The former chief of the Investigative Committee's internal security, Mikhail Maksimenko, was found dead at Correctional Colony No. 11 in the Nizhny Novgorod region, local media reported on November 21.
Maksimenko's lawyer, Andrei Grivtsov, confirmed to the Vedomosti newspaper that his client was found dead but refused to give any details.
The Mash Telegram channel said Maksimenko's body was discovered at the prison's psychological treatment unit. Unconfirmed reports said Maksimenko died by suicide but did not specify how.
Meanwhile, a source close to Russia's Federal Penitentiary Service (FSIN) told RBK news agency that Maksimenko was attending psychological treatment courses at the unit after an attempted suicide.
Prison officials have not commented publicly on the matter.
A member of Russia's presidential Human Rights Council, Yeva Merkachyova, expressed concern about Maksimenko's death, calling it "strange."
According to Merkachyova, she visited Maksimenko when he was held at the Lefortovo detention center in Moscow before and during his trial. Merkachyova stressed that Maksimenko was held in the "worst, cold cell," and "was afraid of possible poisoning."
"He also said that he would never commit suicide.
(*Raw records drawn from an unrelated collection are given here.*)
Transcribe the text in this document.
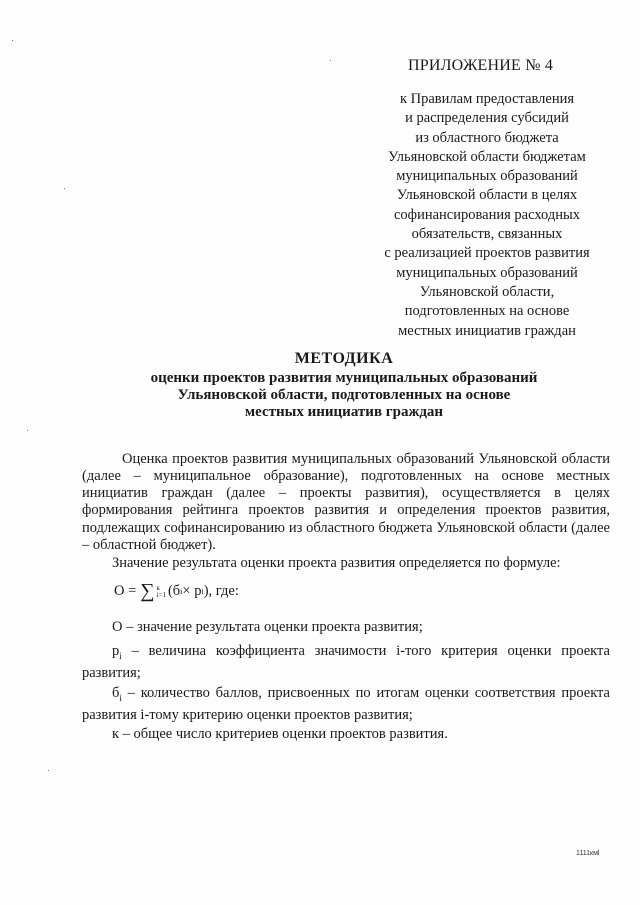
ПРИЛОЖЕНИЕ № 4
к Правилам предоставления
и распределения субсидий
из областного бюджета
Ульяновской области бюджетам
муниципальных образований
Ульяновской области в целях
софинансирования расходных
обязательств, связанных
с реализацией проектов развития
муниципальных образований
Ульяновской области,
подготовленных на основе
местных инициатив граждан
МЕТОДИКА
оценки проектов развития муниципальных образований
Ульяновской области, подготовленных на основе
местных инициатив граждан

Оценка проектов развития муниципальных образований Ульяновской области (далее – муниципальное образование), подготовленных на основе местных инициатив граждан (далее – проекты развития), осуществляется в целях формирования рейтинга проектов развития и определения проектов развития, подлежащих софинансированию из областного бюджета Ульяновской области (далее – областной бюджет).

Значение результата оценки проекта развития определяется по формуле:

О = ∑ к
i=1 (б i × р i ), где:

О – значение результата оценки проекта развития;

$р_i$ – величина коэффициента значимости i-того критерия оценки проекта развития;

$б_i$ – количество баллов, присвоенных по итогам оценки соответствия проекта развития i-тому критерию оценки проектов развития;

к – общее число критериев оценки проектов развития.

1111кмl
And therefore, his death looks even more strange," Merkachyova said on Telegram.
Maksimenko was arrested in 2016 on suspicion of obtaining a bribe from a notorious criminal kingpin, "thief-in-law" Zakhary Kalashov, known among criminal circles as Shakro Molodoi. "Thief-in-law" is the highest title in the criminal hierarchy traditionally given to kingpins among criminal groups in former Soviet republics.
Investigators said at the time that Maksimenko, along with the former chief of the Investigative Committee's Moscow branch, Aleksandr Drymanov, and several other top investigators received $1 million for assisting to get a criminal kingpin Andrei Koichukov, known under nickname Italyanets (Italian), released.
Koichukov was then in pretrial detention for alleged involvement in a shoot-out in Moscow related to a high-profile extortion case.
In 2018, a court in Moscow sentenced Maksimenko to 14 years and Drymanov to 12 years in prison after finding them guilty of abuse of office and bribe-taking. Two other defendants in the case, the Investigative Committee's top officers, Aleksei Kramarenko and Denis Nikandrov, were sentenced to 10 and 5 1/2 years in prison, respectively, on the same charges.
Nikandrov pleaded guilty and testified against other defendants in the case.
Maksimenko maintained his innocence.
Last week, Kramarenko's lawyer, Ivan Mironov, said his client was pardoned by President Vladimir Putin after the Defense Ministry had recruited him from a penal colony six months earlier to the ongoing war in Ukraine.